The Dalai Lama, the Tibetan Buddhist spiritual leader, recently wrote on the social network site Twitter (@DalaiLama) that ‘even our personal virtues, such as patience and our sense of ethics, are all developed in dependence upon others’. He said ‘fear, hatred, and suspicion narrow your mind - compassion opens it’. In his view, ‘once you realize that compassion is useful, that it is something really worthwhile, you immediately develop a willingness to cultivate it’.

To those who are religious and profess their faith in their daily lives and actions, the concept of compassion is real and becomes second nature. Many would agree that compassion helps in effectively communicating with others. Such action can also be self-rewarding for, again in the words of the Dalai Lama, ‘if you become more concerned for the welfare of others, you will experience a sense of calm, inner strength and self-confidence’.

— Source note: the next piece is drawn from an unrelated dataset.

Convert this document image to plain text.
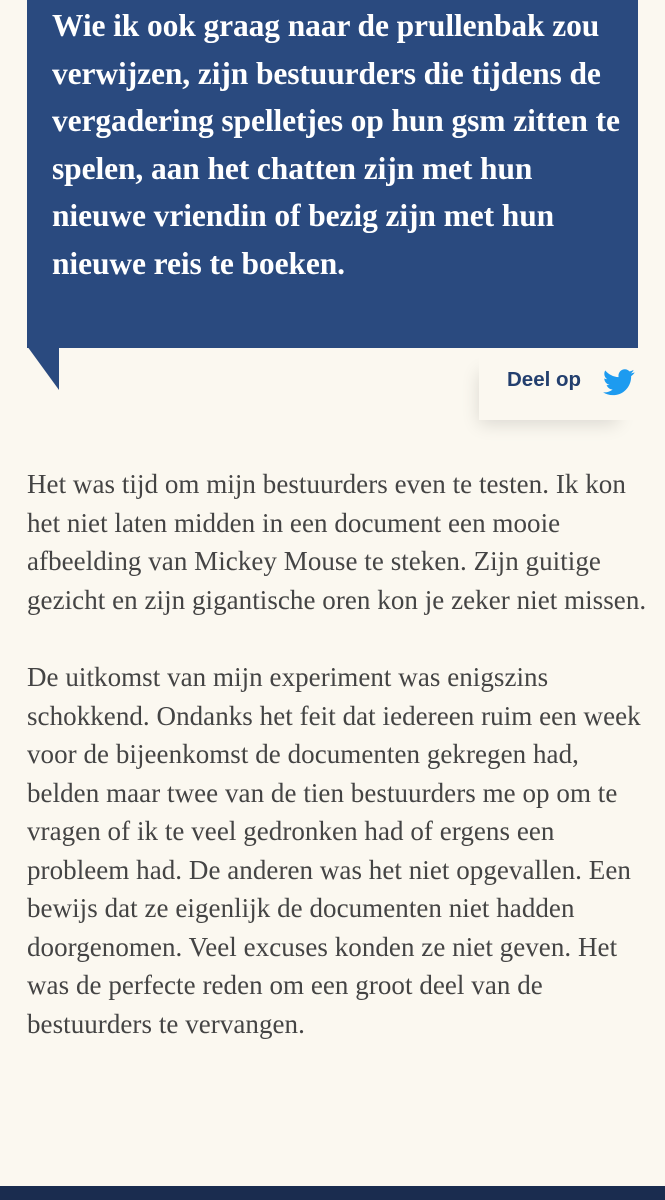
Wie ik ook graag naar de prullenbak zou verwijzen, zijn bestuurders die tijdens de vergadering spelletjes op hun gsm zitten te spelen, aan het chatten zijn met hun nieuwe vriendin of bezig zijn met hun nieuwe reis te boeken.

Deel op

Het was tijd om mijn bestuurders even te testen. Ik kon het niet laten midden in een document een mooie afbeelding van Mickey Mouse te steken. Zijn guitige gezicht en zijn gigantische oren kon je zeker niet missen.

De uitkomst van mijn experiment was enigszins schokkend. Ondanks het feit dat iedereen ruim een week voor de bijeenkomst de documenten gekregen had, belden maar twee van de tien bestuurders me op om te vragen of ik te veel gedronken had of ergens een probleem had. De anderen was het niet opgevallen. Een bewijs dat ze eigenlijk de documenten niet hadden doorgenomen. Veel excuses konden ze niet geven. Het was de perfecte reden om een groot deel van de bestuurders te vervangen.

Of course, self-reward is not principally what serving humankind is all about. However, nobody should object to a free dose of the ‘feel-good factor’, and if it means that the behaviour that earned the reward is more likely to be repeated, then who should complain about that? The sad part about all this is that ‘tender loving care’ or TLC as it was often known, is no longer seen as an appropriate form of treatment on its own. Indeed, it is often completely lacking, even when every other treatment has been exhausted.

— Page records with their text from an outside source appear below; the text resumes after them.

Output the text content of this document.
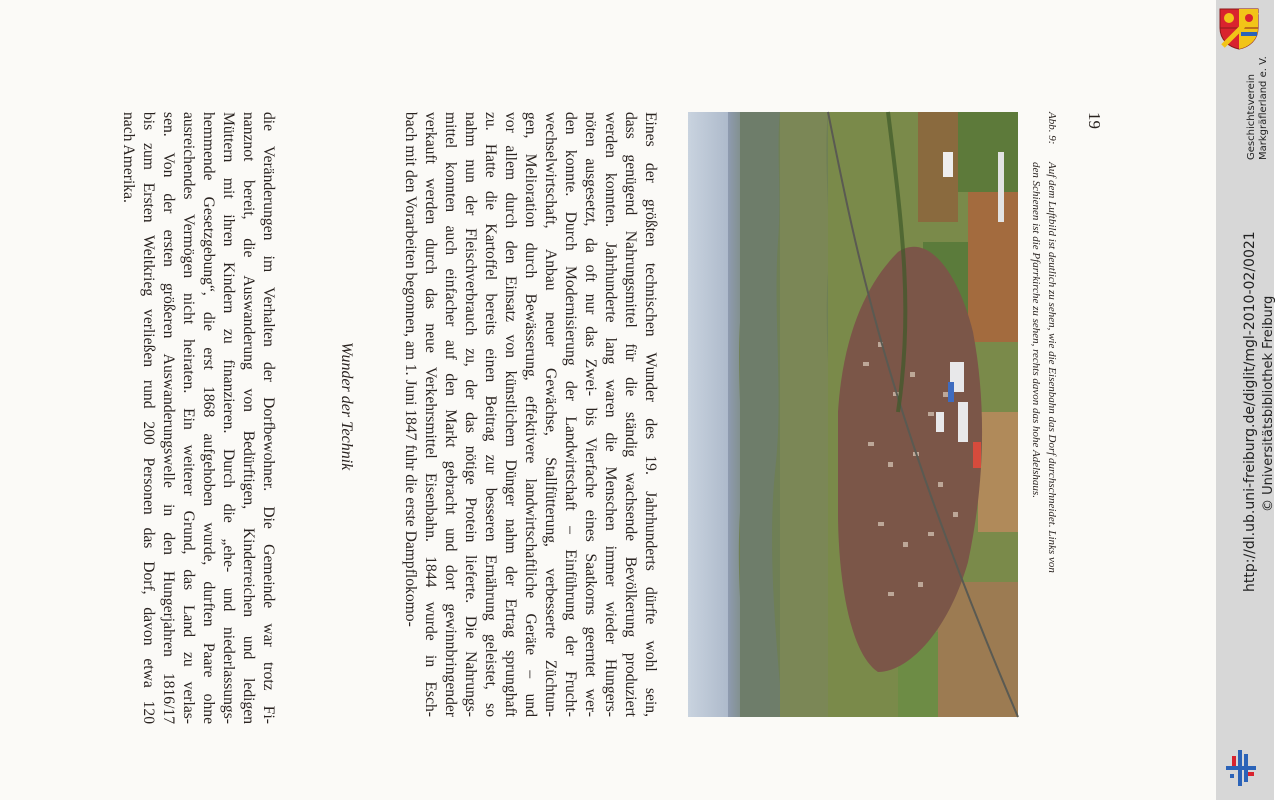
die Veränderungen im Verhalten der Dorfbewohner. Die Gemeinde war trotz Fi-
nanznot bereit, die Auswanderung von Bedürftigen, Kinderreichen und ledigen
Müttern mit ihren Kindern zu finanzieren. Durch die „ehe- und niederlassungs-
hemmende Gesetzgebung“, die erst 1868 aufgehoben wurde, durften Paare ohne
ausreichendes Vermögen nicht heiraten. Ein weiterer Grund, das Land zu verlas-
sen. Von der ersten größeren Auswanderungswelle in den Hungerjahren 1816/17
bis zum Ersten Weltkrieg verließen rund 200 Personen das Dorf, davon etwa 120
nach Amerika.
Wunder der Technik	Eines der größten technischen Wunder des 19. Jahrhunderts dürfte wohl sein,
dass genügend Nahrungsmittel für die ständig wachsende Bevölkerung produziert
werden konnten. Jahrhunderte lang waren die Menschen immer wieder Hungers-
nöten ausgesetzt, da oft nur das Zwei- bis Vierfache eines Saatkorns geerntet wer-
den konnte. Durch Modernisierung der Landwirtschaft – Einführung der Frucht-
wechselwirtschaft, Anbau neuer Gewächse, Stallfütterung, verbesserte Züchtun-
gen, Melioration durch Bewässerung, effektivere landwirtschaftliche Geräte – und
vor allem durch den Einsatz von künstlichem Dünger nahm der Ertrag sprunghaft
zu. Hatte die Kartoffel bereits einen Beitrag zur besseren Ernährung geleistet, so
nahm nun der Fleischverbrauch zu, der das nötige Protein lieferte. Die Nahrungs-
mittel konnten auch einfacher auf den Markt gebracht und dort gewinnbringender
verkauft werden durch das neue Verkehrsmittel Eisenbahn. 1844 wurde in Esch-
bach mit den Vorarbeiten begonnen, am 1. Juni 1847 fuhr die erste Dampflokomo-	Abb. 9:Auf dem Luftbild ist deutlich zu sehen, wie die Eisenbahn das Dorf durchschneidet. Links von
den Schienen ist die Pfarrkirche zu sehen, rechts davon das hohe Adelshaus.
19	Geschichtsverein Markgräflerland e. V.
http://dl.ub.uni-freiburg.de/diglit/mgl-2010-02/0021 © Universitätsbibliothek Freiburg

Even in the 21st century, nobody has all the answers, and there is no cure for all ills. Compassion is often the most valuable tool left in the armoury and it should be deployed more frequently and effectively by all healthcare workers. It is also a tool that should be honestly wielded by everyone in public service (politicians take note), and indeed, by all of us in our daily interactions with each other. That said, it is not something that can be learned or fabricated; it needs to be felt. The starting point is to search deep inside oneself, find that hidden quality, and then bring it to the surface. The entire world would be a better place if we all put compassion into it.